Hard to Blame Obama for ISIL Plan

BY KOBI AZOULAY

Staff Writer

@elements11997

President Obama has been facing a lot of unfair criticism over his strategy against ISIL, attempting to balance defeating the terror group with avoiding war.

Now, after basing many special operators in Northern Syria to support the Kurdish Pershmerga and other local militias fighting the terror organization, the political pressure facing the president has reached ear popping levels.

Some war-weary Americans worry that by putting troops on the ground in Syria, we are creeping towards an inevitable full-scale invasion. This is possible, but unlikely under Obama because he has made it clear throughout his presidency that he does not want to engage in a full-scale invasion like the United States did during the Iraq war.

“If the Iraqis themselves are not willing or capable to arrive at the political accommodations necessary to govern, if they are not willing to fight for the security of their country, we cannot do that for them,” Obama said, according to Politico.

There are already just over 3,000 troops stationed in Iraq supporting and training their security forces. Though these troops may face dangerous situations, they are not conducting their own combat missions.

Obama deserves credit for trying to handle this situation in a strategically and calculated way.

A December CNN/ORC poll showed that the majority of Americans support sending ground troops into combat operations in Iraq and Syria at 53 percent. What some of these people may not realize is that there are already ground troops there.

Going into a full-blown ground war is a decision that the American people do not take lightly, unlike war hawk politicians like South Carolina Sen. Lindsey Graham, who already wants to send 10,000 American troops to Iraq.

These troops would be in grave danger, and we would have to commit to staying there until the mission is complete.

Texas Sen. Ted Cruz once said that America should be able to defeat ISIL in 90 days, a timeframe that is terribly unrealistic.

Former General Martin Dempsey told Cruz at a Senate Armed Services Committee hearing in September that his plan is “not possible.”

“We could destroy a lot of equipment; we could drive them underground, if you will. But as I said, they will only be defeated or destroyed once they’re rejected by the populations in which they hide,” Dempsey said at the time.
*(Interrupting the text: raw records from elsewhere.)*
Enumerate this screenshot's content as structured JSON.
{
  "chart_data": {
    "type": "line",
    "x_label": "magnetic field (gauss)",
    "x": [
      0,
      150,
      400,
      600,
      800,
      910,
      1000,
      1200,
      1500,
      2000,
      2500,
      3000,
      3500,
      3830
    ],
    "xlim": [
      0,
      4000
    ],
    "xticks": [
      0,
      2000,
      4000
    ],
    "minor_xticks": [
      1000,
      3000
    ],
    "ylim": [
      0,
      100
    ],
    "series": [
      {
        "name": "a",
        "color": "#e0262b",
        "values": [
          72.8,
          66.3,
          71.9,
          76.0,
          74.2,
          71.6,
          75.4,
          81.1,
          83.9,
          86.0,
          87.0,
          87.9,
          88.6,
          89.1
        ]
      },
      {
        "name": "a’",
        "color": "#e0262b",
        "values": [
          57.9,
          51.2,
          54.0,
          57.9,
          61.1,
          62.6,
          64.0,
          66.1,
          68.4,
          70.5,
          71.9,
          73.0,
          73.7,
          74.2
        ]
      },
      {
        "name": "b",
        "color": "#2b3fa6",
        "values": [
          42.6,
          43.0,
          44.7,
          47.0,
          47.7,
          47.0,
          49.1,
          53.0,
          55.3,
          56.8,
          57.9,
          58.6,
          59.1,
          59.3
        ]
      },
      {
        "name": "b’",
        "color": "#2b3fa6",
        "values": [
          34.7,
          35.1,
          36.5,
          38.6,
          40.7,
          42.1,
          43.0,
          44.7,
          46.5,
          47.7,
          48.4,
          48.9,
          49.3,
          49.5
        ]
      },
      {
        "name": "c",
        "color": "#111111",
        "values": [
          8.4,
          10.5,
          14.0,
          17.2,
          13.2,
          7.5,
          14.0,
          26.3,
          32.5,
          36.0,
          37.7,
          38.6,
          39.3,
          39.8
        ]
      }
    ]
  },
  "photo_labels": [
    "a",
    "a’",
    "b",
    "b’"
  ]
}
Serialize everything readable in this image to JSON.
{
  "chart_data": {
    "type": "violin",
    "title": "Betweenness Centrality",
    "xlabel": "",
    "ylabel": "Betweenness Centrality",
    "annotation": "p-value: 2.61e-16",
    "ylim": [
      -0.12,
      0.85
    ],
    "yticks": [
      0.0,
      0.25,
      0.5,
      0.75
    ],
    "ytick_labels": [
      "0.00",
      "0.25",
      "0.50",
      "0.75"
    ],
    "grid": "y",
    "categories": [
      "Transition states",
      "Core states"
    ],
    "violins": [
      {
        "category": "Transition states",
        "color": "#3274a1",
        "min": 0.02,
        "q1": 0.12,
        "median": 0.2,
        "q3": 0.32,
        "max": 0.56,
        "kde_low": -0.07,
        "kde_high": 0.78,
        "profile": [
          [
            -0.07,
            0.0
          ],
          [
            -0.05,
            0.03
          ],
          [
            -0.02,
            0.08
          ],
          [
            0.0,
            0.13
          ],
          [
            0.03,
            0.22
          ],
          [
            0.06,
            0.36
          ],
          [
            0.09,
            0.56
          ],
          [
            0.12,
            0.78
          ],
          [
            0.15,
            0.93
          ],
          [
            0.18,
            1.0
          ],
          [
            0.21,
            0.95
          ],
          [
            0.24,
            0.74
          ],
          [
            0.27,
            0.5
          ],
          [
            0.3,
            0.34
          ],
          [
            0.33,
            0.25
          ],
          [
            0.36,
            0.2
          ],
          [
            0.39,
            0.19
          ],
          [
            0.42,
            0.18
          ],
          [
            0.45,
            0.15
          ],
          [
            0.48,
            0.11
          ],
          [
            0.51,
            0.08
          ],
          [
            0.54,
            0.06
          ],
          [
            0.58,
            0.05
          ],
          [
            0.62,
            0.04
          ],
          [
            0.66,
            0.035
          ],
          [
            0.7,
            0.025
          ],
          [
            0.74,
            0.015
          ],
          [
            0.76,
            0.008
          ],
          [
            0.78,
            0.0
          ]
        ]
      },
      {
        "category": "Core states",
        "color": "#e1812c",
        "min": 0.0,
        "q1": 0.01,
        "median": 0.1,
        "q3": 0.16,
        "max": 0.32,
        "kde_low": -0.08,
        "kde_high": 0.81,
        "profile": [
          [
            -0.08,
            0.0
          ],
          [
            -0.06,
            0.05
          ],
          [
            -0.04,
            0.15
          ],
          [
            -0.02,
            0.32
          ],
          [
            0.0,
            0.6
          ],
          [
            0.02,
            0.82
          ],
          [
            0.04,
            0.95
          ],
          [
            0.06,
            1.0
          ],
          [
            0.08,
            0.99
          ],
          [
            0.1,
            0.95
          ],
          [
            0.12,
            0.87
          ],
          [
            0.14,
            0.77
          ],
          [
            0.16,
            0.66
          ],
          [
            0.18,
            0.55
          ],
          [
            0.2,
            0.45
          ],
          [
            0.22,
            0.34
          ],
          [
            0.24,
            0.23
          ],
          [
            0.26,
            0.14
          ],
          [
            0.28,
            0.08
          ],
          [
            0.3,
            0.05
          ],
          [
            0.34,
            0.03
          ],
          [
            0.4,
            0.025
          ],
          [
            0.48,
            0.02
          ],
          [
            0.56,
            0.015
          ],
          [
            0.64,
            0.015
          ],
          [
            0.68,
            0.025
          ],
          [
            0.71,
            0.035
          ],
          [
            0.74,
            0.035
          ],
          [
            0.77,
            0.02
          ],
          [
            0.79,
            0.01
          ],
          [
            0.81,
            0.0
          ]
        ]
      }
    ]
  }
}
Until those populations do as Dempsey said, another costly American occupation of Iraq would go to waste. The Iraq war caused thousands of brave American lives and trillions of dollars to be lost, and it is possible a full-scale war against ISIL would cost just as much, if not more.

Obama is trying to see if America can handle them without having to take on these horrible costs of war.

People that think America should go into Iraq and Syria with an iron fist have to see past defeating ISIL. It is definitely possible for us to send thousands of troops in to destroy their so-called “state,” but what happens next?

If we take them out and leave, there will be a vacuum for another terrorist group to come in and takeover, just as ISIL did after we overthrew Suddam Hussein.

Recently they have also gained territory in Libya, so if we commit to war with ISIL, we have to be ready to send troops to more than just Iraq and Syria.

Americans should not blame Obama for taking the moderate approach to this decision.

With one faction of Americans completely opposed to war, and another wanting to move aggressively toward it, we have a president that is finding the middle ground.

That is a rare occurrence in modern American politics, something we should all be able to appreciate.